Empty shelves plagued retailers during the height of the pandemic. Now, they face the opposite problem — too much inventory.
As customers gravitate toward spending more on services and necessities, stores like Target have grown desperate to shed the expensive and bulky backlogs of furniture and home electronics.
Minneapolis-based Target Corp. said Tuesday it will slash prices, cancel vendor orders and take other steps to cut its bloated inventory, moves that will lower its profit more than executives thought just three weeks ago.
The aggressive actions are a signal of just how difficult it has been for retailers to adjust to swings in consumer behavior.
"Over the past several weeks, we've continued to assess the broader retail environment and I think it's no secret right now based on what's been reported, the level of inventory across all retail is pretty high," said Michael Fiddelke, Target's chief financial officer.
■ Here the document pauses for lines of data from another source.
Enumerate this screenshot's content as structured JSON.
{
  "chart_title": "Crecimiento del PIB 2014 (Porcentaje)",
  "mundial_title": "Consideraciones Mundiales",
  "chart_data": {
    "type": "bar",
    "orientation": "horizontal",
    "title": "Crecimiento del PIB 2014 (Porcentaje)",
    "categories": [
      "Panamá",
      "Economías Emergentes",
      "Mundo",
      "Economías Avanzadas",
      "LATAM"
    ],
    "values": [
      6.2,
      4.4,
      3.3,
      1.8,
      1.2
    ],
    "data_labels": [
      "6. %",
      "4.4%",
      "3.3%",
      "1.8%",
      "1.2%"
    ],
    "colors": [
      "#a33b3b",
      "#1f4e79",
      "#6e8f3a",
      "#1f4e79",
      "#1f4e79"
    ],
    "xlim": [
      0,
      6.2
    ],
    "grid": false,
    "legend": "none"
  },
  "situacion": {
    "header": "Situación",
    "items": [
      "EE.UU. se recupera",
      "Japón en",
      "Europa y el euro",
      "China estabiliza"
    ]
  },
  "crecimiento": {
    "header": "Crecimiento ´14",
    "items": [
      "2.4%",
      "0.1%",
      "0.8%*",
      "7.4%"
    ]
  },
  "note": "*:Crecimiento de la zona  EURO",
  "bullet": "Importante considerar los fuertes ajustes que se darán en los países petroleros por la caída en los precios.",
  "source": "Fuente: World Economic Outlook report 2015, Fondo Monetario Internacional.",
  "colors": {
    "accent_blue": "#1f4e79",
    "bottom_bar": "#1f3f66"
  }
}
The strategy adjustments could provide relief to customers looking for deals on items like TVs, furniture and kitchen appliances as Target tries to push them out the door to make way for better-selling merchandise. But other prices across the store could gradually tick up as Target and other retailers compensate for higher costs.
The Minneapolis-based retailer revealed when it announced its latest quarterly results on May 18 that its inventory soared 43% in the February-through-April period.
At the time, executives said they expected the company's operating margin rate for the second quarter to be around the same 5.3% it saw in the first quarter of the year. With the more aggressive actions needed to reduce inventory, they now think the operating margin rate will be around 2%.